# Drehendies dingsbums



## C4R7M4N (26. Dezember 2002)

Mit welchen Programm macht man so ein drehteil. Ka Ahnung wie das heißt.

http://www.team-why.de/design/cs.gif
Des is von http://www.Team-why.de

und wo find ich das ?


----------



## Tim C. (26. Dezember 2002)

Das Dingsbums nennt sich Animated GIF.

Im Grunde in irgendeinem 3D Programm die Drehung erzeugen und dann wenn das 3D Programm Gif Export unterstützt damit ansonsten Einzelbilder exportieren und in dem AnimatedGIFMaker zusammensetzen, Dabei dann vorher eventuell in den Einzelbildern die Transparenten bereiche löschen, damit die auch wirklich transparent sind.

Wo bekomme ich das her...3D Programme: Links zu Trial Versionen finden sich im 3D Forum...GifMaker musste mal bei google Suchen.

btw ich find die Fragestellung und das Betreff mal wieder göttlich


----------



## Christoph (26. Dezember 2002)

1. Möglichkeit

Pfad in Illustrator oder Freehand erstellen und in Swift 3d wider importieren.

2.) Cinema 4d
Ebenfalls Pfade in Illustrator machen und in cinema4d wieder importerien.
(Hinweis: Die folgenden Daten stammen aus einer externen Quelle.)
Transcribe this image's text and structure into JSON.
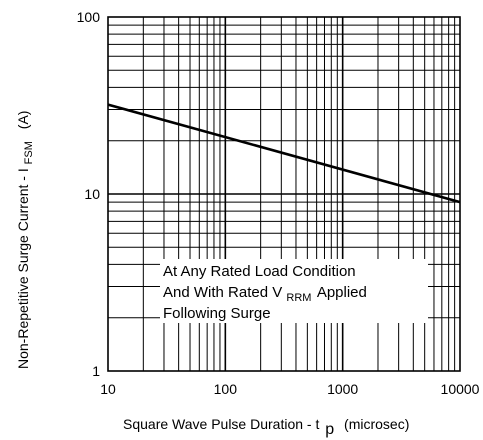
{
  "chart_data": {
    "type": "line",
    "x_scale": "log",
    "y_scale": "log",
    "xlim": [
      10,
      10000
    ],
    "ylim": [
      1,
      100
    ],
    "x_ticks": [
      "10",
      "100",
      "1000",
      "10000"
    ],
    "y_ticks": [
      "1",
      "10",
      "100"
    ],
    "grid": true,
    "xlabel": {
      "main": "Square Wave Pulse Duration - t",
      "sub": "p",
      "suffix": "(microsec)"
    },
    "ylabel": {
      "main": "Non-Repetitive Surge Current - I",
      "sub": "FSM",
      "suffix": "(A)"
    },
    "annotation": {
      "line1": "At Any Rated Load Condition",
      "line2_pre": "And With Rated V",
      "line2_sub": "RRM",
      "line2_post": "Applied",
      "line3": "Following Surge"
    },
    "series": [
      {
        "x": [
          10,
          10000
        ],
        "y": [
          32,
          9
        ]
      }
    ]
  }
}
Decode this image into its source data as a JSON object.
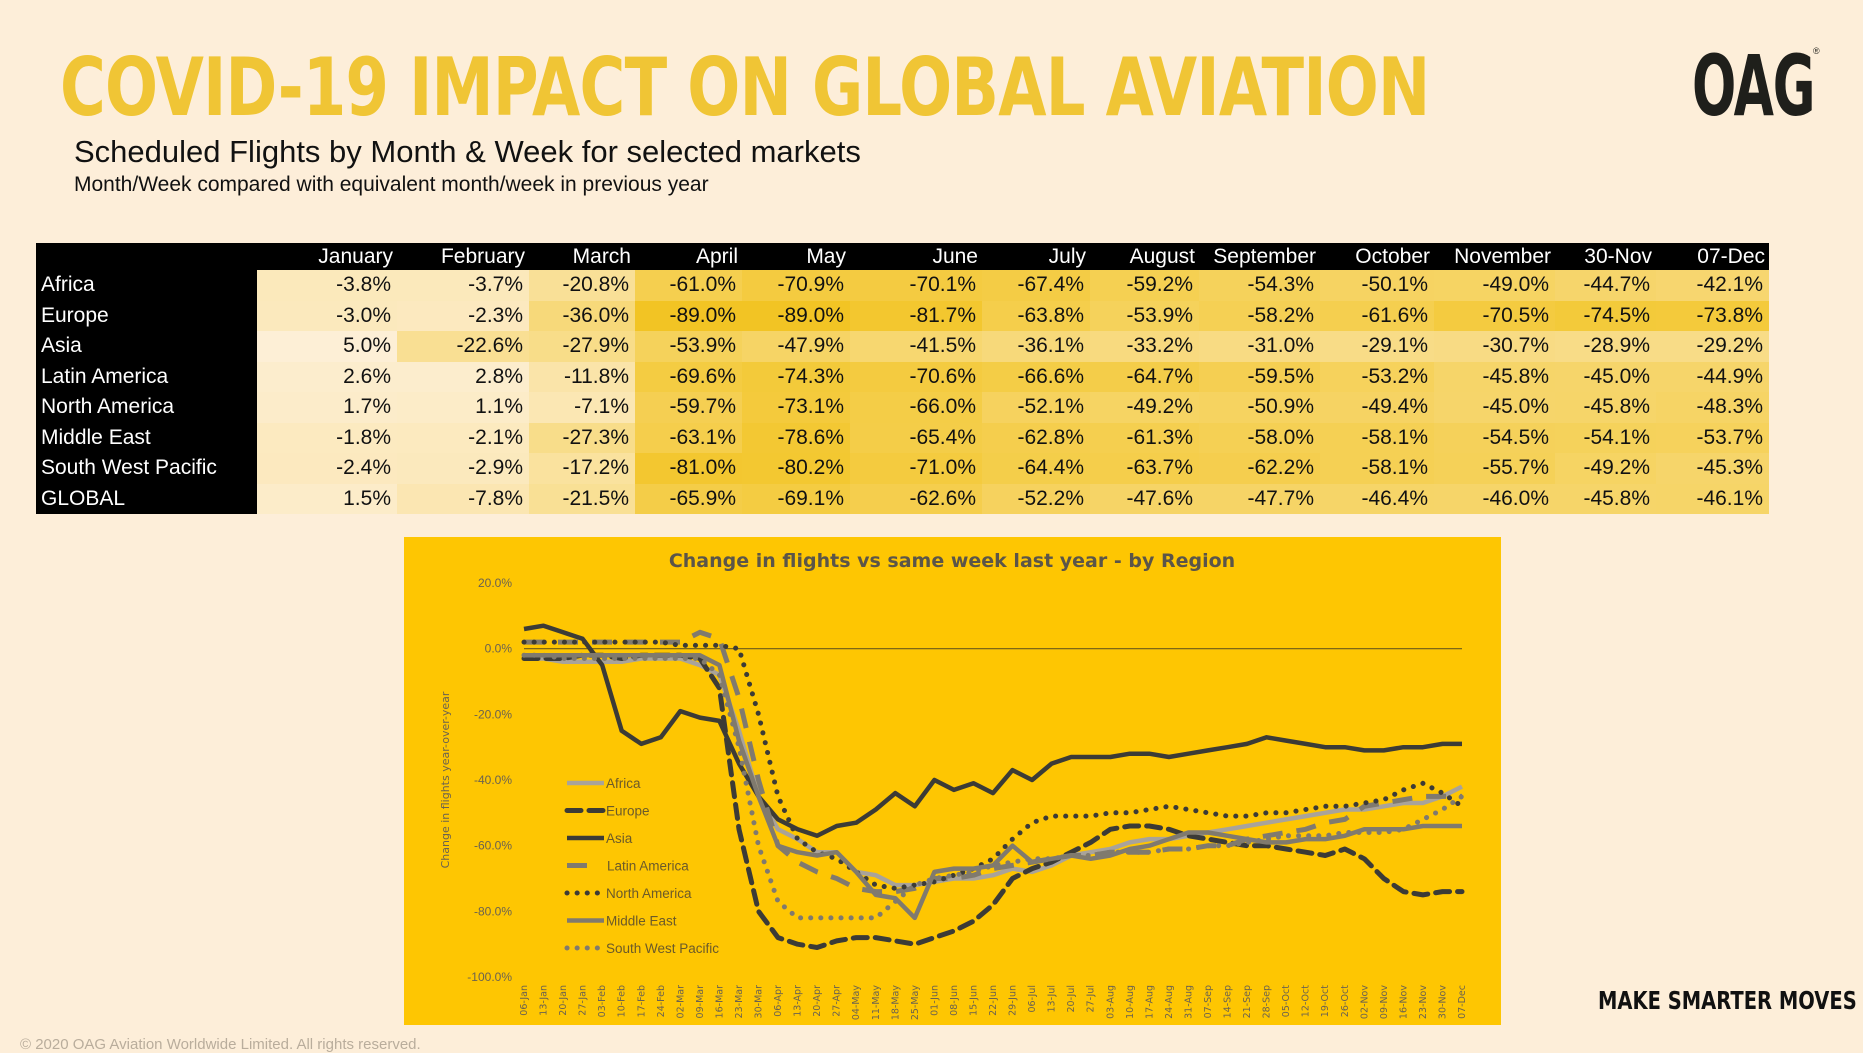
{
  "header": {
    "title": "COVID-19 IMPACT ON GLOBAL AVIATION",
    "subtitle": "Scheduled Flights by Month & Week for selected markets",
    "description": "Month/Week compared with equivalent month/week in previous year",
    "logo": "OAG",
    "logo_mark": "®"
  },
  "table": {
    "columns": [
      "January",
      "February",
      "March",
      "April",
      "May",
      "June",
      "July",
      "August",
      "September",
      "October",
      "November",
      "30-Nov",
      "07-Dec"
    ],
    "rows": [
      {
        "region": "Africa",
        "values": [
          "-3.8%",
          "-3.7%",
          "-20.8%",
          "-61.0%",
          "-70.9%",
          "-70.1%",
          "-67.4%",
          "-59.2%",
          "-54.3%",
          "-50.1%",
          "-49.0%",
          "-44.7%",
          "-42.1%"
        ]
      },
      {
        "region": "Europe",
        "values": [
          "-3.0%",
          "-2.3%",
          "-36.0%",
          "-89.0%",
          "-89.0%",
          "-81.7%",
          "-63.8%",
          "-53.9%",
          "-58.2%",
          "-61.6%",
          "-70.5%",
          "-74.5%",
          "-73.8%"
        ]
      },
      {
        "region": "Asia",
        "values": [
          "5.0%",
          "-22.6%",
          "-27.9%",
          "-53.9%",
          "-47.9%",
          "-41.5%",
          "-36.1%",
          "-33.2%",
          "-31.0%",
          "-29.1%",
          "-30.7%",
          "-28.9%",
          "-29.2%"
        ]
      },
      {
        "region": "Latin America",
        "values": [
          "2.6%",
          "2.8%",
          "-11.8%",
          "-69.6%",
          "-74.3%",
          "-70.6%",
          "-66.6%",
          "-64.7%",
          "-59.5%",
          "-53.2%",
          "-45.8%",
          "-45.0%",
          "-44.9%"
        ]
      },
      {
        "region": "North America",
        "values": [
          "1.7%",
          "1.1%",
          "-7.1%",
          "-59.7%",
          "-73.1%",
          "-66.0%",
          "-52.1%",
          "-49.2%",
          "-50.9%",
          "-49.4%",
          "-45.0%",
          "-45.8%",
          "-48.3%"
        ]
      },
      {
        "region": "Middle East",
        "values": [
          "-1.8%",
          "-2.1%",
          "-27.3%",
          "-63.1%",
          "-78.6%",
          "-65.4%",
          "-62.8%",
          "-61.3%",
          "-58.0%",
          "-58.1%",
          "-54.5%",
          "-54.1%",
          "-53.7%"
        ]
      },
      {
        "region": "South West Pacific",
        "values": [
          "-2.4%",
          "-2.9%",
          "-17.2%",
          "-81.0%",
          "-80.2%",
          "-71.0%",
          "-64.4%",
          "-63.7%",
          "-62.2%",
          "-58.1%",
          "-55.7%",
          "-49.2%",
          "-45.3%"
        ]
      },
      {
        "region": "GLOBAL",
        "values": [
          "1.5%",
          "-7.8%",
          "-21.5%",
          "-65.9%",
          "-69.1%",
          "-62.6%",
          "-52.2%",
          "-47.6%",
          "-47.7%",
          "-46.4%",
          "-46.0%",
          "-45.8%",
          "-46.1%"
        ]
      }
    ],
    "heat_colors": {
      "light": "#fdeacb",
      "dark": "#f2c526"
    }
  },
  "chart_data": {
    "type": "line",
    "title": "Change in flights vs same week last year - by Region",
    "xlabel": "",
    "ylabel": "Change in flights year-over-year",
    "ylim": [
      -100,
      20
    ],
    "yticks": [
      "20.0%",
      "0.0%",
      "-20.0%",
      "-40.0%",
      "-60.0%",
      "-80.0%",
      "-100.0%"
    ],
    "ytick_values": [
      20,
      0,
      -20,
      -40,
      -60,
      -80,
      -100
    ],
    "grid": false,
    "zero_line": true,
    "legend_position": "left-inside",
    "background": "#fec602",
    "x": [
      "06-Jan",
      "13-Jan",
      "20-Jan",
      "27-Jan",
      "03-Feb",
      "10-Feb",
      "17-Feb",
      "24-Feb",
      "02-Mar",
      "09-Mar",
      "16-Mar",
      "23-Mar",
      "30-Mar",
      "06-Apr",
      "13-Apr",
      "20-Apr",
      "27-Apr",
      "04-May",
      "11-May",
      "18-May",
      "25-May",
      "01-Jun",
      "08-Jun",
      "15-Jun",
      "22-Jun",
      "29-Jun",
      "06-Jul",
      "13-Jul",
      "20-Jul",
      "27-Jul",
      "03-Aug",
      "10-Aug",
      "17-Aug",
      "24-Aug",
      "31-Aug",
      "07-Sep",
      "14-Sep",
      "21-Sep",
      "28-Sep",
      "05-Oct",
      "12-Oct",
      "19-Oct",
      "26-Oct",
      "02-Nov",
      "09-Nov",
      "16-Nov",
      "23-Nov",
      "30-Nov",
      "07-Dec"
    ],
    "series": [
      {
        "name": "Africa",
        "style": "solid",
        "color": "#a9a39a",
        "values": [
          -3,
          -3,
          -4,
          -4,
          -4,
          -4,
          -3,
          -3,
          -3,
          -5,
          -8,
          -25,
          -45,
          -55,
          -58,
          -62,
          -62,
          -68,
          -69,
          -72,
          -72,
          -71,
          -70,
          -70,
          -69,
          -67,
          -68,
          -66,
          -63,
          -62,
          -61,
          -59,
          -58,
          -58,
          -57,
          -56,
          -55,
          -54,
          -53,
          -52,
          -51,
          -50,
          -49,
          -49,
          -48,
          -47,
          -47,
          -45,
          -42
        ]
      },
      {
        "name": "Europe",
        "style": "dashed",
        "color": "#3c3b36",
        "values": [
          -3,
          -3,
          -3,
          -2,
          -2,
          -3,
          -2,
          -2,
          -2,
          -3,
          -12,
          -55,
          -80,
          -88,
          -90,
          -91,
          -89,
          -88,
          -88,
          -89,
          -90,
          -88,
          -86,
          -83,
          -78,
          -70,
          -67,
          -65,
          -62,
          -59,
          -55,
          -54,
          -54,
          -55,
          -57,
          -58,
          -59,
          -60,
          -60,
          -61,
          -62,
          -63,
          -61,
          -64,
          -70,
          -74,
          -75,
          -74,
          -74
        ]
      },
      {
        "name": "Asia",
        "style": "solid",
        "color": "#3c3b36",
        "values": [
          6,
          7,
          5,
          3,
          -5,
          -25,
          -29,
          -27,
          -19,
          -21,
          -22,
          -35,
          -45,
          -52,
          -55,
          -57,
          -54,
          -53,
          -49,
          -44,
          -48,
          -40,
          -43,
          -41,
          -44,
          -37,
          -40,
          -35,
          -33,
          -33,
          -33,
          -32,
          -32,
          -33,
          -32,
          -31,
          -30,
          -29,
          -27,
          -28,
          -29,
          -30,
          -30,
          -31,
          -31,
          -30,
          -30,
          -29,
          -29
        ]
      },
      {
        "name": "Latin America",
        "style": "longdash",
        "color": "#807a6e",
        "values": [
          2,
          2,
          2,
          2,
          2,
          2,
          2,
          2,
          2,
          5,
          3,
          -15,
          -40,
          -60,
          -65,
          -68,
          -70,
          -73,
          -74,
          -74,
          -73,
          -70,
          -70,
          -69,
          -67,
          -66,
          -65,
          -64,
          -63,
          -63,
          -62,
          -62,
          -62,
          -61,
          -61,
          -60,
          -60,
          -58,
          -57,
          -56,
          -55,
          -53,
          -52,
          -48,
          -47,
          -46,
          -45,
          -45,
          -45
        ]
      },
      {
        "name": "North America",
        "style": "dotted",
        "color": "#3c3b36",
        "values": [
          2,
          2,
          2,
          2,
          2,
          2,
          2,
          2,
          1,
          1,
          1,
          0,
          -20,
          -45,
          -58,
          -62,
          -64,
          -68,
          -72,
          -73,
          -72,
          -71,
          -69,
          -67,
          -64,
          -58,
          -53,
          -51,
          -51,
          -51,
          -50,
          -50,
          -49,
          -48,
          -49,
          -50,
          -51,
          -51,
          -50,
          -50,
          -49,
          -48,
          -48,
          -47,
          -46,
          -43,
          -41,
          -44,
          -48
        ]
      },
      {
        "name": "Middle East",
        "style": "solid",
        "color": "#807a6e",
        "values": [
          -2,
          -2,
          -2,
          -2,
          -2,
          -2,
          -2,
          -2,
          -2,
          -2,
          -5,
          -28,
          -45,
          -60,
          -62,
          -63,
          -62,
          -68,
          -75,
          -76,
          -82,
          -68,
          -67,
          -67,
          -66,
          -60,
          -65,
          -64,
          -63,
          -64,
          -63,
          -61,
          -60,
          -58,
          -56,
          -56,
          -57,
          -58,
          -59,
          -59,
          -58,
          -58,
          -57,
          -55,
          -55,
          -55,
          -54,
          -54,
          -54
        ]
      },
      {
        "name": "South West Pacific",
        "style": "dotted-light",
        "color": "#807a6e",
        "values": [
          -2,
          -2,
          -3,
          -3,
          -3,
          -3,
          -3,
          -3,
          -3,
          -3,
          -8,
          -30,
          -60,
          -77,
          -82,
          -82,
          -82,
          -82,
          -82,
          -77,
          -72,
          -70,
          -69,
          -68,
          -66,
          -65,
          -64,
          -64,
          -63,
          -63,
          -62,
          -62,
          -62,
          -61,
          -61,
          -60,
          -60,
          -59,
          -58,
          -57,
          -57,
          -57,
          -56,
          -56,
          -56,
          -55,
          -52,
          -49,
          -45
        ]
      }
    ]
  },
  "footer": {
    "tagline": "MAKE SMARTER MOVES",
    "copyright": "© 2020 OAG Aviation Worldwide Limited. All rights reserved."
  }
}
Danach eine einfache Animation und Extrude+ Hypernurbs 

und fertig

achja, als gif swf oder avi abspeichern


----------



## Tim C. (26. Dezember 2002)

und damit soll der Jung was anfangen können ? Meins ist ja undurchsichtig aber deins ??? 

Achja wenns ne Einfache Drehung sein soll und das Objekt sagen wir mal keine Tiefenverformung hat, also man sozusagen auch einzelne Buchstaben einer Objektfont nehmen könnte, dann gehts meine ich auch mit Xara 3D.


----------



## Christoph (26. Dezember 2002)

:-[ :-[ :-[


----------



## C4R7M4N (26. Dezember 2002)

hmm... ein sack kartoffeln weiß genau soviel wie ich über das imprt exort programmzeug.  HIHI  

ich versuchs einfach noch etwas vieleicht wirds ja was.

Also thx Leutz. für eure Hilfe.


----------



## SHViperia (5. März 2003)

Hmm...wenn du *3D Live Grafix SE* (von IMSI) hast, dann kann ich dir weiter helfen.

Hast du´s?


----------



## Tim C. (5. März 2003)

Ist das jetzt hier der neueste trend 3-6 monate alte threads wieder hochzuholen ???


----------